Posted by arbrealettres sur 11 avril 2018




    
Le retour dans la montagne

On respire un air vif et pur,
et voilà que le soleil disparaît
dans les froides profondeurs de ces rochers immenses.

Je veux vous reconduire jusqu’à votre montagne ;
ami, je connais maintenant votre cœur.

Quand l’âge mûr succède à l’active jeunesse,
le temps est venu de cesser la lutte
et de s’appartenir à soi-même ;

Vous avez su, je le vois, comprendre la vie,
et régler la vôtre comme il faut.
Qu’il vous plaise de marcher ou de vous reposer,
rien ne vous poursuit ni ne vous arrête ;

Sans entendre d’autre murmure que celui des sources,
d’autres bruits que ceux du vent ou de la pluie,
Vous foulez un sol toujours jonché
des fruits du song ou des fleurs du cannelier.

Les simples que vous vendez vous procurent largement
de quoi subvenir à vos faibles dépenses ;
Vous recueillez enfin ces herbes précieuses,
dont les sucs puissants donnent la longévité.
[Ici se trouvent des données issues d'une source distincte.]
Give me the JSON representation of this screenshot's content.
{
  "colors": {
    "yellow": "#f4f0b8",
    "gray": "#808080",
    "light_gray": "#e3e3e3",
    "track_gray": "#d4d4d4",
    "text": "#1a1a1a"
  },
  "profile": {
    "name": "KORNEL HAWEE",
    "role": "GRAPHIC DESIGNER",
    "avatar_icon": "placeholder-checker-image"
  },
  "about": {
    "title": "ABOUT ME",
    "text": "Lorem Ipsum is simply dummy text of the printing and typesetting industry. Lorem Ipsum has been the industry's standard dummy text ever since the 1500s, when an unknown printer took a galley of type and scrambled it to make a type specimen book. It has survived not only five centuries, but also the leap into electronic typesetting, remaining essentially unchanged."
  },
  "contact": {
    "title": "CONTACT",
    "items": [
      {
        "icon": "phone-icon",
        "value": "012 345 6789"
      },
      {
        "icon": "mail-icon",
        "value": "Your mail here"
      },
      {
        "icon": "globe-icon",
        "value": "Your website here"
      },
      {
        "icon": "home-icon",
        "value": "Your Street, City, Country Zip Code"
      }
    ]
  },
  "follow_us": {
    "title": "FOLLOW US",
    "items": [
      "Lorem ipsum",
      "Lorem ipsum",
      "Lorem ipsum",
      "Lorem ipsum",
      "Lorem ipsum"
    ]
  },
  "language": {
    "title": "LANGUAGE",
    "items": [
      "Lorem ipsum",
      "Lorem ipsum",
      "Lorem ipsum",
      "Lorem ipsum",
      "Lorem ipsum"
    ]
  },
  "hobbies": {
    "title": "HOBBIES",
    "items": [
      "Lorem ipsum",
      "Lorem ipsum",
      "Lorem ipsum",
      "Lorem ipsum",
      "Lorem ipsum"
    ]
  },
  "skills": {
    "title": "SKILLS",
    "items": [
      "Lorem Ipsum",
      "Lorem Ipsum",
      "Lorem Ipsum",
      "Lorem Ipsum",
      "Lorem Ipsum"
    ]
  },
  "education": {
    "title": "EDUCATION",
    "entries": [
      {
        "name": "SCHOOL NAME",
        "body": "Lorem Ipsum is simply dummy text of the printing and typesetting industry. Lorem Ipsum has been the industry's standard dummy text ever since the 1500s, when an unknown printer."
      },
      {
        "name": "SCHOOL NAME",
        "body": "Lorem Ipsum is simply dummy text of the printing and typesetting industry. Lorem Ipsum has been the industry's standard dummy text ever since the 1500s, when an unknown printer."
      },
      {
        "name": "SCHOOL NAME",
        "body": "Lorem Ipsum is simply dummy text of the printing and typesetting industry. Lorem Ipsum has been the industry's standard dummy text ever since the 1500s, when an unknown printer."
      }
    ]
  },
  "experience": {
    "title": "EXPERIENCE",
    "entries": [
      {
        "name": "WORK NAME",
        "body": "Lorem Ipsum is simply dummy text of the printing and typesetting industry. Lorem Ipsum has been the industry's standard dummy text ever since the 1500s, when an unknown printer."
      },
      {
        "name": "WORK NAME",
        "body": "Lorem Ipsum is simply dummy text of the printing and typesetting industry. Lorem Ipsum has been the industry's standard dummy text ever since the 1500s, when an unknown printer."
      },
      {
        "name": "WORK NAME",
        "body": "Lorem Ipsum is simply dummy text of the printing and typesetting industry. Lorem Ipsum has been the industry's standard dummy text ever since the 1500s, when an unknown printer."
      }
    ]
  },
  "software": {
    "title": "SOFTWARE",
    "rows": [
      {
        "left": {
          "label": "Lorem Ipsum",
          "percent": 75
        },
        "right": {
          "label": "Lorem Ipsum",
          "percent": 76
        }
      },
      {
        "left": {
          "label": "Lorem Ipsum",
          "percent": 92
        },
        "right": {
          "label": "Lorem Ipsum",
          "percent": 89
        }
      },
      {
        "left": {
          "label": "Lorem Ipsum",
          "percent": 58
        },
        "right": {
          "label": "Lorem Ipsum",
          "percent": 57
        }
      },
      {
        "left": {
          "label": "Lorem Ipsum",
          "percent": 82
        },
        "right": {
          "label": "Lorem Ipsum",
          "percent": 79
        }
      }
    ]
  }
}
Les nuages blancs sont de gracieux compagnons
qui vous exhortent à boire ;

En quelque endroit que vous vous retiriez pour dormir,
la lune brillante n’est-elle point près de vous ?

J’emporte, moi, de cette journée,
des souvenirs que ne peut effacer le sommeil ;
Nous allons donc nous revoir en songe,
car mon esprit, cherchant le vôtre,
saura bien revenir ici.

(Gao Shi)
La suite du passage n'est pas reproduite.